Лаура медленно повернулась ко мне. Рот у нее был разинут, а глаза явно не умещались в орбитах.
– Слушай, да он же настоящий красавчик! Знаешь, на кого похож? На Иисуса Христа! (Опять это христианское воспитание!)
– Ну ты хватила!
– Вот что я тебе скажу: матушке твоей страшно повезло.
– С чего ты взяла? Ты же его и не знаешь совсем. Лаура зажмурилась и запрокинула голову – один в один гусыня, когда пьет.
– Да еще и скрипач! Полный улет! Ты хоть слышала, как он играет?
Я кивнула и одновременно простонала: «Не-е-ет…»
Гвидас изучал меню.
– Смотри, как красиво он читает! – восторженно прошептала Лауруте.
– Неужели все буквы выучил? – радостно воскликнула я.
Лаура серьезно на меня посмотрела:
– Знаешь, если бы он… На твоем месте я бы не отходя от кассы начала его клеить. Само собой, если бы он не был парнем твоей мамы…
Я увидела, что к Гвидасу приблизилась официантка – на вид прямо Снежная королева. Наш красавец схватил ее за руку, притянул к себе и что-то тихо проговорил. Официантка мгновенно оттаяла – вот-вот закапает на пол – и глупо заржала. Ржание это мне мало того что не понравилось, но и показалось довольно-таки подозрительным. Ну, скажите, разве кто-нибудь взвизгивает, если его просят, например, принести отбивную с жареной картошкой? Нет! Визжат и ржут обычно в ответ на совсем другие просьбы. Совершенно ясно – Гвидас сказал этой заледенелой девице что-то такое, что показалось ей нестерпимо смешным, и наверняка речь шла не о макаронах с морскими гадами… (Потому что гады давно уже никому смешными не кажутся.) И тут встает законный вопрос: почему он ни с того ни с сего постарался ее рассмешить? Просто так никто никого не смешит, нашли тоже дурочку! Он ее клеит, обыкновеннейшим образом клеит, вот что! Хочет показать, какой он, типа, орел! Орел, как же, – мерзкий бабник, вот он кто! В который уже раз осознав, что между мной и этим старым пнем все кончено навсегда, я сказала Лауре, что пойду покурю, встала и выскользнула наружу.
Вернувшись в кафе, я увидела, что наш красавчик уже лопает пиццу. Ага, значит, не пришлось ему долго дожидаться. Лаура сидела с ложкой во рту и как зачарованная, не отрываясь, смотрела на Гвидаса. Никогда не видела, чтобы кого-нибудь настолько заворожило зрелище поедания пиццы! Меня, разумеется, оно нисколько не интересовало, я вообще в ту сторону не смотрела, но когда последний кусочек пиццы исчез у скрипача во рту, вздохнула с облегчением. Лаура, как ни странно, тоже. Какое счастье, мелькнуло у меня в голове, какое счастье, что он заказал всего-навсего пиццу, а не сытный обед из нескольких блюд…

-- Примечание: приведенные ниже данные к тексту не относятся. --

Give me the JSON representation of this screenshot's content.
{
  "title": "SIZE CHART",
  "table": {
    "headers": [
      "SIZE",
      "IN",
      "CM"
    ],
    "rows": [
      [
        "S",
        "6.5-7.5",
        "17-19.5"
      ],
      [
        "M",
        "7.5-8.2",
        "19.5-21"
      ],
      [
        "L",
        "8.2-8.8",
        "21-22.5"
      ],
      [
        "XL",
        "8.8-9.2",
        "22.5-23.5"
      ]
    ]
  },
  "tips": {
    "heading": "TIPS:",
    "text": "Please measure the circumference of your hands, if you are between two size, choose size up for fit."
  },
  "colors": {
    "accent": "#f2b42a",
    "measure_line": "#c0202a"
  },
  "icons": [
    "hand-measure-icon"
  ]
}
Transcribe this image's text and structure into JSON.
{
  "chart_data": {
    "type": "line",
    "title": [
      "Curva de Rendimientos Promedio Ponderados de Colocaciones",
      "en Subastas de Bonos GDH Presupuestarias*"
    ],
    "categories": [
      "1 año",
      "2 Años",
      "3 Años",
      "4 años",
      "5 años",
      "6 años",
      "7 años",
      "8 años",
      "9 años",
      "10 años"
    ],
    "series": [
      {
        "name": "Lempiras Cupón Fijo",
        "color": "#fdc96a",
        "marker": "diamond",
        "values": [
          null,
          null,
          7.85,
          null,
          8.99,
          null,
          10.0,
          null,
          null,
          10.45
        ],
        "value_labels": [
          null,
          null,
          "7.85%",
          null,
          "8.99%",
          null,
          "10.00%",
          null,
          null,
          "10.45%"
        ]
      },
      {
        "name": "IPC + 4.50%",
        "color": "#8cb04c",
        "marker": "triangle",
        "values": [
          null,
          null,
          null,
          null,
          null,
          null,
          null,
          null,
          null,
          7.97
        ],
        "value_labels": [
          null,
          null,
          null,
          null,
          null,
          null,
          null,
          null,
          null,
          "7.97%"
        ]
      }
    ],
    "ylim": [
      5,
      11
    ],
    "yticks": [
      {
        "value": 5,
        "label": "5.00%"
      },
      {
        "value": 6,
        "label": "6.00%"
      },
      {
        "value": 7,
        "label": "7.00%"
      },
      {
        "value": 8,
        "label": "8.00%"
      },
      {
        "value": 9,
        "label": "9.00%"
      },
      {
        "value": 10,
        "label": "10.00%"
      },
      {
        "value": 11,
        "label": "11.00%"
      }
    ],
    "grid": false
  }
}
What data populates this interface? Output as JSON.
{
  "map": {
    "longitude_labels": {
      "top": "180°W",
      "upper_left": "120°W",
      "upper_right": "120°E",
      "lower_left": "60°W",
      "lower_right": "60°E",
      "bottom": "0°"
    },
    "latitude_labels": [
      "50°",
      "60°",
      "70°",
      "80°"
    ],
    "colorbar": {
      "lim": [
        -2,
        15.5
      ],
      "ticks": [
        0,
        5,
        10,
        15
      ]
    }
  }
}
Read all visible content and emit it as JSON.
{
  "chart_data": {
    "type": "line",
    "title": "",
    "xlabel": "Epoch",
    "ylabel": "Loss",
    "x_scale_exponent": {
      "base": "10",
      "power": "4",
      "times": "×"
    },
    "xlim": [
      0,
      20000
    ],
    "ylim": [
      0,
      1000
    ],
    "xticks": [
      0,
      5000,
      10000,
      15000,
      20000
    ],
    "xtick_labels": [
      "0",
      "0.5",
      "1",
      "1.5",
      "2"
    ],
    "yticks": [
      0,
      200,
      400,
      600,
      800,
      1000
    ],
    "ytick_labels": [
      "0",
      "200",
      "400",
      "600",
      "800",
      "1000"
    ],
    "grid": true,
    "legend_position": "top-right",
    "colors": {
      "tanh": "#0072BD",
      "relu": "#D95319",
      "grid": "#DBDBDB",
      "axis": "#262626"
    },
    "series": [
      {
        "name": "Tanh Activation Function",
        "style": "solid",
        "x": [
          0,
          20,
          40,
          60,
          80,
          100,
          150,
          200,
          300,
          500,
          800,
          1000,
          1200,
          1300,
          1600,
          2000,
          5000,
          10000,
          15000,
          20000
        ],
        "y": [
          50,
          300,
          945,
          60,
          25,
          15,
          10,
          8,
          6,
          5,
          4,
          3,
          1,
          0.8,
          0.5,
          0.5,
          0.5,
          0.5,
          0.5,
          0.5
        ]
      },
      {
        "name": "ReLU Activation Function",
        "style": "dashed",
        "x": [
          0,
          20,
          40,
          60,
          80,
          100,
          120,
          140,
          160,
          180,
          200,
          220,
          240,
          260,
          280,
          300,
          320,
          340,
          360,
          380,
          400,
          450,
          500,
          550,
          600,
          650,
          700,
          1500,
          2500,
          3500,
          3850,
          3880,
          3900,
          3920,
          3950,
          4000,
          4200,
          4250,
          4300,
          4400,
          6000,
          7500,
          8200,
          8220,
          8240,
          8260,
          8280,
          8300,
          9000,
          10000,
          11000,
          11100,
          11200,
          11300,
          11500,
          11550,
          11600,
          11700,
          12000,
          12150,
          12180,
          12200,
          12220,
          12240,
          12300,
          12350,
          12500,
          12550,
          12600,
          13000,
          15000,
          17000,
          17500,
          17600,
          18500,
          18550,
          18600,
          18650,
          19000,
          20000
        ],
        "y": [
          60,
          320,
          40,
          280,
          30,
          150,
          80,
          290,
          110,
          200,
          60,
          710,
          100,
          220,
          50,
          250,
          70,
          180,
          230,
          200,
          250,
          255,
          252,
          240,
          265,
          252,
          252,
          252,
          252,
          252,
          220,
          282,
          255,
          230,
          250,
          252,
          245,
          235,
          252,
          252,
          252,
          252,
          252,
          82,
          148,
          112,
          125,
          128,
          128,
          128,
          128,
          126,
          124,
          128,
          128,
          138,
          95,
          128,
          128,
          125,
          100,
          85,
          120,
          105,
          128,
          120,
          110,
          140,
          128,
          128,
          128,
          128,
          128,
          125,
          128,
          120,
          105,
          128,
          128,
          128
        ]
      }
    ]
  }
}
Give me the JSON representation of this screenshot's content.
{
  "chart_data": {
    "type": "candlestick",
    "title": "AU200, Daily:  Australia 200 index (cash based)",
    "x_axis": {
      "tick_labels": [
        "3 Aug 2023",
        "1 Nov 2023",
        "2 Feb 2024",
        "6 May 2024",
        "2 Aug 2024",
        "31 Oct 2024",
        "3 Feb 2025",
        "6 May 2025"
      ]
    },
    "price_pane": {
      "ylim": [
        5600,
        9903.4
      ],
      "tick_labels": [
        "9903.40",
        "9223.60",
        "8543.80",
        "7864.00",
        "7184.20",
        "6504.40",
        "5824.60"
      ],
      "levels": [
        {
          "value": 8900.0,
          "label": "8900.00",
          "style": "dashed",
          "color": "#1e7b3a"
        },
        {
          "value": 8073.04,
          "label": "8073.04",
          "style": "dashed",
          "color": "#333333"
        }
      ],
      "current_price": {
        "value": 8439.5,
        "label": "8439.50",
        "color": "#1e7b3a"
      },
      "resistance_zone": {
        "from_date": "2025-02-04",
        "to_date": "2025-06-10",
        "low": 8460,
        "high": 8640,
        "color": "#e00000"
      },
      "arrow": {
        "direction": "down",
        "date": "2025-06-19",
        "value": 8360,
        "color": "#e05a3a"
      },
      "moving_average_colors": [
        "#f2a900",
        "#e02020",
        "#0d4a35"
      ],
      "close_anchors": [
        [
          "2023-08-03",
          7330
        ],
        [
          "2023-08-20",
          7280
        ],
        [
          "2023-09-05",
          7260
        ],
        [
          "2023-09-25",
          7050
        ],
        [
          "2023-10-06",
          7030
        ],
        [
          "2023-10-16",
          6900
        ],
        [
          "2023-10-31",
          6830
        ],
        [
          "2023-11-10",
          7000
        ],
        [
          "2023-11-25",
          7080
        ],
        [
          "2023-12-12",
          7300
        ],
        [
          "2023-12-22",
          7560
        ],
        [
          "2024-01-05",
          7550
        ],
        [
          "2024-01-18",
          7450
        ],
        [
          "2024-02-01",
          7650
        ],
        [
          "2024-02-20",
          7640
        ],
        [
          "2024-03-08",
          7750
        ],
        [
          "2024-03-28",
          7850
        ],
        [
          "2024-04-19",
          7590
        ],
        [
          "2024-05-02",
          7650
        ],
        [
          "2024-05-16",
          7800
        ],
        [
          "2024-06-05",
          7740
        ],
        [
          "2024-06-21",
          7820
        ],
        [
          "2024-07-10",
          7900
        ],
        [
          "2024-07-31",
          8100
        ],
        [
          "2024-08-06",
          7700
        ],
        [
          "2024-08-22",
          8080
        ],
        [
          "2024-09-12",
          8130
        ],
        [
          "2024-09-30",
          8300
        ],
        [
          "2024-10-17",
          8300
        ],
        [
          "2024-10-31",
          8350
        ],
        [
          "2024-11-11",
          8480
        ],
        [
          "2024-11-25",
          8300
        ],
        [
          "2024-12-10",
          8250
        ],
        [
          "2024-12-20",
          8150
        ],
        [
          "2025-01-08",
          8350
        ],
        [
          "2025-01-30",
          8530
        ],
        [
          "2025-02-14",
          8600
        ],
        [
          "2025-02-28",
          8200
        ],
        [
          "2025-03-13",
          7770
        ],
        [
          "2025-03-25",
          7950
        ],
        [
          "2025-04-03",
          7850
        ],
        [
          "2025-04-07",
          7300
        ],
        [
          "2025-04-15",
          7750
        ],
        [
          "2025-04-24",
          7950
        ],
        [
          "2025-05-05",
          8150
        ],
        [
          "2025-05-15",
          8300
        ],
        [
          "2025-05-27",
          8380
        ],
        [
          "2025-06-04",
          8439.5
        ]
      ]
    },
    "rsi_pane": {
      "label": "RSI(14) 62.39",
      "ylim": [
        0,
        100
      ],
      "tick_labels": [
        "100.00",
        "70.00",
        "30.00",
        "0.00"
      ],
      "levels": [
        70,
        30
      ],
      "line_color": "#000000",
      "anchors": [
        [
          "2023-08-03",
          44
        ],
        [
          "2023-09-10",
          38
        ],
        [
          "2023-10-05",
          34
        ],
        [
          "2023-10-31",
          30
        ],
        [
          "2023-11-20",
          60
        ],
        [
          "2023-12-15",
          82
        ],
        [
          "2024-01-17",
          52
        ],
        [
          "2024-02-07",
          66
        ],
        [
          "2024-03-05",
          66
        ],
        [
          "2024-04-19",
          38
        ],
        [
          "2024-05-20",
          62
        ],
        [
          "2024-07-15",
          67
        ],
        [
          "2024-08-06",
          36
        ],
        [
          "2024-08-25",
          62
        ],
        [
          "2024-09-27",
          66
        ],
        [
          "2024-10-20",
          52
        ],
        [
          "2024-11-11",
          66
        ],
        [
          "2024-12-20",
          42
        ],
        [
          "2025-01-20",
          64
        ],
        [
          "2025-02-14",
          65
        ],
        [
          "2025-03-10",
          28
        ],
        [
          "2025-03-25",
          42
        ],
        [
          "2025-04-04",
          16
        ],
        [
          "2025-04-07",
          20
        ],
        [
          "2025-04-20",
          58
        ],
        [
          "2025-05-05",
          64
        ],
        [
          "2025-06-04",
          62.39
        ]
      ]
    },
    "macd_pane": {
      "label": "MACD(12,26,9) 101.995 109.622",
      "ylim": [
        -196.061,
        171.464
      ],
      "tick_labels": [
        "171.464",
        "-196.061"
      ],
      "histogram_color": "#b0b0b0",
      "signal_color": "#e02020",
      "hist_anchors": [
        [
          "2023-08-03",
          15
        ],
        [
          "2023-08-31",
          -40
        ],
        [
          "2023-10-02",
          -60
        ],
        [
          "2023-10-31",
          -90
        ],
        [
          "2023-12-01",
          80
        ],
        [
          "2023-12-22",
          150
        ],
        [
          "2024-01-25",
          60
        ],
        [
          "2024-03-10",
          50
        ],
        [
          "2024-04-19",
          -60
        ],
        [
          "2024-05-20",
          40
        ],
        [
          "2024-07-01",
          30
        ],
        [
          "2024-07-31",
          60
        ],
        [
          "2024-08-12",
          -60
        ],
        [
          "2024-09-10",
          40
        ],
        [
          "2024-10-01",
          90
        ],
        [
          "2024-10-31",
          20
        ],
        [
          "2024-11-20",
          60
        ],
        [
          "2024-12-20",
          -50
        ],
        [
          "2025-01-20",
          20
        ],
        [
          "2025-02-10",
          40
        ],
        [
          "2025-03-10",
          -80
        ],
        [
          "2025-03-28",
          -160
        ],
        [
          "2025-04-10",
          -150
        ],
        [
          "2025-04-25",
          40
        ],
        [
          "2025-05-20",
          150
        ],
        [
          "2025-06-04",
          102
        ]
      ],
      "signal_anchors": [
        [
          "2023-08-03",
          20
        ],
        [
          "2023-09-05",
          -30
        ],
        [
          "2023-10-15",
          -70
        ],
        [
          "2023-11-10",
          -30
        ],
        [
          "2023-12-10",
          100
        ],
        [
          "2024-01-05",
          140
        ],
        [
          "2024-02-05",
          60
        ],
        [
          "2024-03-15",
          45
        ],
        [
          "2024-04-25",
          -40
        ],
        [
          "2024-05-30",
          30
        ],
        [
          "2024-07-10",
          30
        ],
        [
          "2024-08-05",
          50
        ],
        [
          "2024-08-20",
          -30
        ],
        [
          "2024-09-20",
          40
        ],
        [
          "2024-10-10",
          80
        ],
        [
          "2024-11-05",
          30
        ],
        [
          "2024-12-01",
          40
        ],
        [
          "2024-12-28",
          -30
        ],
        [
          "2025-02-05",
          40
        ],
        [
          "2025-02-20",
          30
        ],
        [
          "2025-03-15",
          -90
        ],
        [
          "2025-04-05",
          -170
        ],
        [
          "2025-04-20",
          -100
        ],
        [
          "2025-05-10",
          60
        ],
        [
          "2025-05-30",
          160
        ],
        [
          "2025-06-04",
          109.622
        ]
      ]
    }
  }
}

На том представление и закончилось – Гвидас расплатился и наконец убрался. Заметно было, что торопится.
Домой я вернулась под вечер. Мама была у себя в мастерской, работала. (Хм! Вот не ожидала. А как же наш любовничек?) Поскольку общаться мне совершенно не хотелось, я к ней заглянула, пробормотала, что засыпаю на ходу, и убралась в мансарду. Слишком много накопилось проблем, с которыми надо разбираться наедине с собой, а мама слишком чуткая и вмиг просекает, в каком я настроении.
Правда, она, когда пишет, напрочь забывает про всякий там материнский долг и не обращает внимания на мои так называемые подростковые глупости. Обычно, пока она не закончит картину, мы не лезем друг другу на глаза и в доме все мирно. Что может быть лучше? Так что я вообще-то люблю, когда мама работает.